Iraq raids IS stronghold ahead of Mosul retake

  • 09/01/2016
(Reuters)
(Reuters)

Special-forces raids on an Islamic State (IS) stronghold in northern Iraq are under way before a planned offensive to retake Mosul, the largest centre under the group's control, Iraq's parliamentary Speaker says.

Several attacks behind IS lines around Hawija, 210km north of Baghdad, were carried out in recent weeks, Salim al-Jabouri said on Thursday (local time).

Dubai-based al-Hadath and Iraqi media have reported at least half a dozen raids since late December, led by US special forces.

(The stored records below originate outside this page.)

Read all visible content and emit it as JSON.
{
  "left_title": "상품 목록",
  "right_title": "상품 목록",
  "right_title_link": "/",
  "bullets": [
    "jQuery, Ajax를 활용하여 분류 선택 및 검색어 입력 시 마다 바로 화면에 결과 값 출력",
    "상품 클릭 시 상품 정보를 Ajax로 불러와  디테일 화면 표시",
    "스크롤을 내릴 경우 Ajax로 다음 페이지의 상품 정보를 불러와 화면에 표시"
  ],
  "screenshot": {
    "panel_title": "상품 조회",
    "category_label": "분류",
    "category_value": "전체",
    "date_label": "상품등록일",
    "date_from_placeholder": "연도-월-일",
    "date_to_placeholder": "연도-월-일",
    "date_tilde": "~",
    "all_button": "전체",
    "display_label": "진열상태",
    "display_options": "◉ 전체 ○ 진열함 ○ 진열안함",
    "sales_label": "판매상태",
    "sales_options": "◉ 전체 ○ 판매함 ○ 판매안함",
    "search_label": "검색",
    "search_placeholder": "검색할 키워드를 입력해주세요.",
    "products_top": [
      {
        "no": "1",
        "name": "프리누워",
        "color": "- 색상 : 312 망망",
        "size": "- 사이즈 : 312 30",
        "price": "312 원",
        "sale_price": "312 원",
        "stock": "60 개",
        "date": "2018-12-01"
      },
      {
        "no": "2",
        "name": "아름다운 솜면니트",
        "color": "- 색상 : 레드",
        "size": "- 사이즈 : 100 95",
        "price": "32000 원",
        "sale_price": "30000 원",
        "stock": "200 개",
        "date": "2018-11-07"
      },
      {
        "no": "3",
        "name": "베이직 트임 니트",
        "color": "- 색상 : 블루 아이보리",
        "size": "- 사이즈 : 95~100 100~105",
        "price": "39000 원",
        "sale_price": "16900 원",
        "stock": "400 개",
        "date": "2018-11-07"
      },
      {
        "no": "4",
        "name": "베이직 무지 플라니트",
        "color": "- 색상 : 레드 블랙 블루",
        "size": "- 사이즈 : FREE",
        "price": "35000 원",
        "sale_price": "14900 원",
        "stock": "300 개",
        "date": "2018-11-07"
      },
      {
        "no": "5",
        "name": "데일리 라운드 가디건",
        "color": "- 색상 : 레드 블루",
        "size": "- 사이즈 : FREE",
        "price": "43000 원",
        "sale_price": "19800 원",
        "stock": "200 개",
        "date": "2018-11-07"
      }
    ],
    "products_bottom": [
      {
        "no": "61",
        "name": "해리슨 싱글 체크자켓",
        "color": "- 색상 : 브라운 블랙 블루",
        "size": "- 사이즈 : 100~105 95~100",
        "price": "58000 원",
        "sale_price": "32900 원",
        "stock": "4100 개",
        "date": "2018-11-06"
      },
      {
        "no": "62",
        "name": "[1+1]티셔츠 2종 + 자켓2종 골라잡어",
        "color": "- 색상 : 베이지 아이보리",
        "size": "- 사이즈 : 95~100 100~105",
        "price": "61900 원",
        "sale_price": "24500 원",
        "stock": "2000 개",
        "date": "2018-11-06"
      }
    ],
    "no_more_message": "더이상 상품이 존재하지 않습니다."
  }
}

The US said last month it was deploying a new force of around 100 special operations troops to Iraq to conduct raids against Islamic State there and in neighbouring Syria, without providing details.

But US Army Colonel Steve Warren, a Baghdad-based spokesman for the international coalition bombing IS, this week rejected the media reports, calling them "Iranian disinformation" aimed at distracting from the Iraqi military's "success" against IS elsewhere.

He told Reuters coalition forces in Iraq have not operated on the ground since October, when US special forces rescued 69 Iraqis in a raid in Hawija that killed one US commando.

Special operations in Hawija "have been repeated a second and third time ... These operations are bearing fruit," said Jabouri, Iraq's senior Sunni Arab official. "They eliminate the terrorists and free innocents, and for us it represents a positive development."

Jabouri said the raids were carried out "from time to time" and "supported by Iraqi forces" but did not specify whether the US played a role or how many had occurred.

The raids are "not direct ground attacks; they are operations targeting the dens of Daesh (IS) in important and sensitive areas," Jabouri said.

He said the raids were related to Baghdad's goal of retaking Mosul, the city 400km north of Baghdad where IS declared its intention to establish a caliphate stretching across the border with Syria.